For a moment Burke was silent. Then he spoke, with a quiet deliberateness that held something ominous, inexorable, in its very calm.

“You’re right,” he said slowly. “I’ve not been straight with you. But I’ll be frank with you now. The whole thing—asking you to come here to-day, the moonlight expedition for to-night—everything—was all fixed up, planned solely to get you here. The car won’t run for the simple reason that I’ve put it out of action. I wasn’t quite sure whether or no you could drive a car, you see!”

“I can’t,” said Jean. Her voice was quite expressionless.

“No? So much the better, then. But I wasn’t going to leave any weak link in the chain by which I hold you.”

“By which you hold me?” she repeated dully. She felt stunned, incapable of protest, only able to repeat, parrotlike, the words he had just used.

“Yes. Don’t you understand the position? It’s clear enough, I should think!” He laughed a little recklessly. “Either you promise to marry me, in which case I’ll take you home at once—the car’s not damaged beyond repair—or you stay here, here at the bungalow with me, until tomorrow morning.”

With a sharp cry she retreated from him, her face ash-white.

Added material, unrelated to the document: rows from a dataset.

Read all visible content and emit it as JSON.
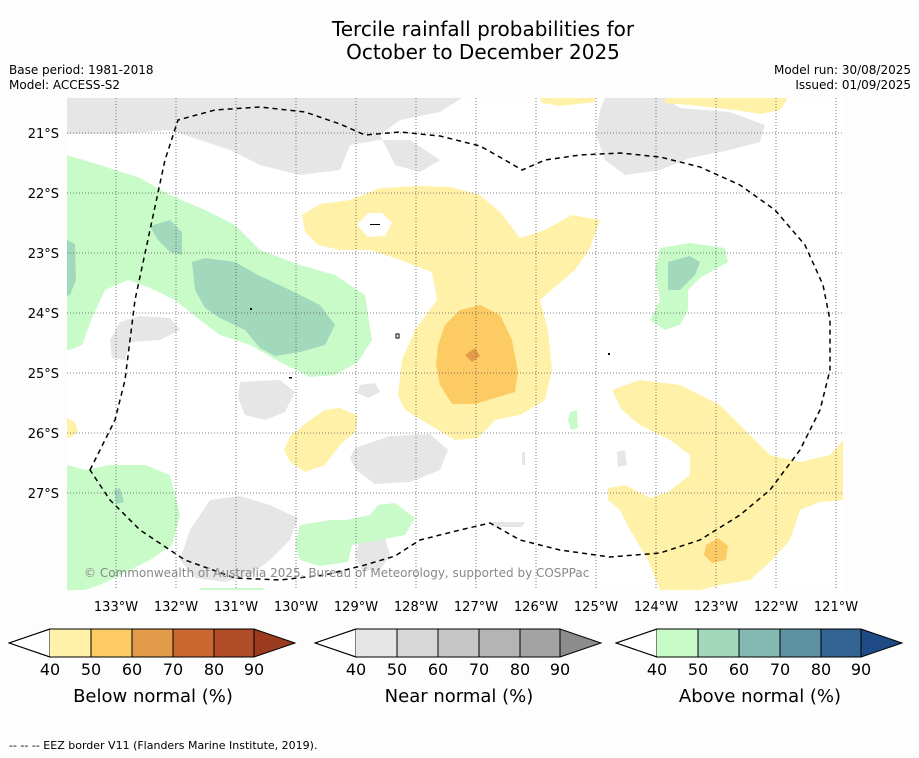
{
  "title_line1": "Tercile rainfall probabilities for",
  "title_line2": "October to December 2025",
  "base_period": "Base period: 1981-2018",
  "model": "Model: ACCESS-S2",
  "model_run": "Model run: 30/08/2025",
  "issued": "Issued: 01/09/2025",
  "copyright": "© Commonwealth of Australia 2025, Bureau of Meteorology, supported by COSPPac",
  "lat_labels": [
    "21°S",
    "22°S",
    "23°S",
    "24°S",
    "25°S",
    "26°S",
    "27°S"
  ],
  "lon_labels": [
    "133°W",
    "132°W",
    "131°W",
    "130°W",
    "129°W",
    "128°W",
    "127°W",
    "126°W",
    "125°W",
    "124°W",
    "123°W",
    "122°W",
    "121°W"
  ],
  "colorbars": [
    {
      "title": "Below normal (%)",
      "ticks": [
        "40",
        "50",
        "60",
        "70",
        "80",
        "90"
      ],
      "colors": [
        "#fff1a8",
        "#fdcb63",
        "#e39b49",
        "#cb6830",
        "#b04c27",
        "#9a3a1e"
      ]
    },
    {
      "title": "Near normal (%)",
      "ticks": [
        "40",
        "50",
        "60",
        "70",
        "80",
        "90"
      ],
      "colors": [
        "#e6e6e6",
        "#d7d7d7",
        "#c6c6c6",
        "#b4b4b4",
        "#a3a3a3",
        "#8c8c8c"
      ]
    },
    {
      "title": "Above normal (%)",
      "ticks": [
        "40",
        "50",
        "60",
        "70",
        "80",
        "90"
      ],
      "colors": [
        "#c9fbc9",
        "#a2d8bc",
        "#84b9b2",
        "#5b91a0",
        "#326494",
        "#1e4b86"
      ]
    }
  ],
  "footer": "--  --  -- EEZ border V11 (Flanders Marine Institute, 2019)."
}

“No—no! Not that!” The poignancy of that caught-back cry wrenched the words from his lips in hurrying, vehement disclaimer. “You’ll be perfectly safe—as safe as though you were my sister. Don’t look like that.... Jean! Jean! Could you imagine that I would hurt you—you when I worship—my little white love?” The words rushed out in a torrent, hoarse and shaken and passionately tender. “Before God, no! You’ll be utterly safe, Jean, sweetest, beloved—I swear it!” His voice steadied and deepened. “Sacred as the purest love in the whole world could hold you.” He was silent a moment; then, as the tension in her face gradually relaxed, he went on: “But the world won’t know that!” The note of tenderness was gone now, swept away by the resurgence of a fierce relentlessness—triumphant, implacable—that meant winning at all costs. “The world won’t know that,” he repeated. “After tonight, for your own sake—because a woman’s reputation cannot stand the breath of scandal, you’ll be compelled to marry me. You’ll have no choice.”

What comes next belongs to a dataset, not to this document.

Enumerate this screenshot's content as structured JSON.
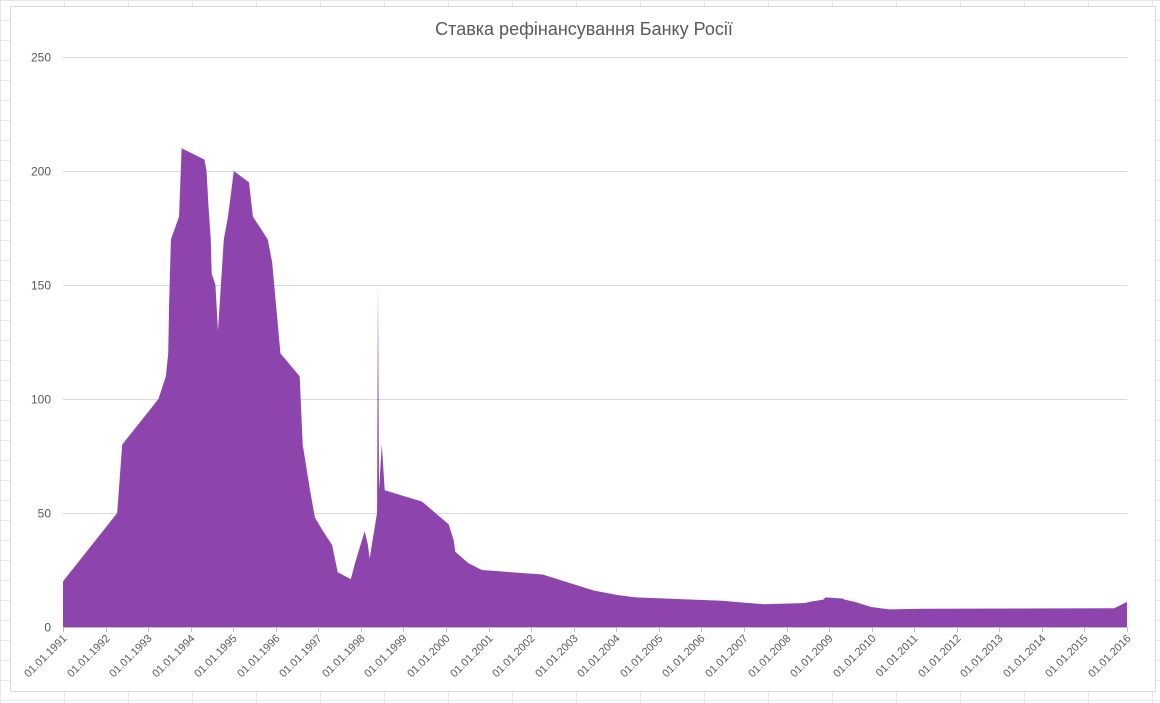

Jean stood quite still, staring in front of her. Once her lips moved, but no sound came from them. Slowly, laboriously almost, she was realising exactly what had happened, her mind adjusting itself to the recognition of the trap in which she had been caught.

Her dream had come true, after all—horribly, inconceivably true.

The heavy silence which had fallen seemed suddenly filled with the dream-Burke’s voice—mocking and exultant:

“... you’ll be stamped with the mark of the beast for ever. It’s too late to try and run away.... It’s too late.”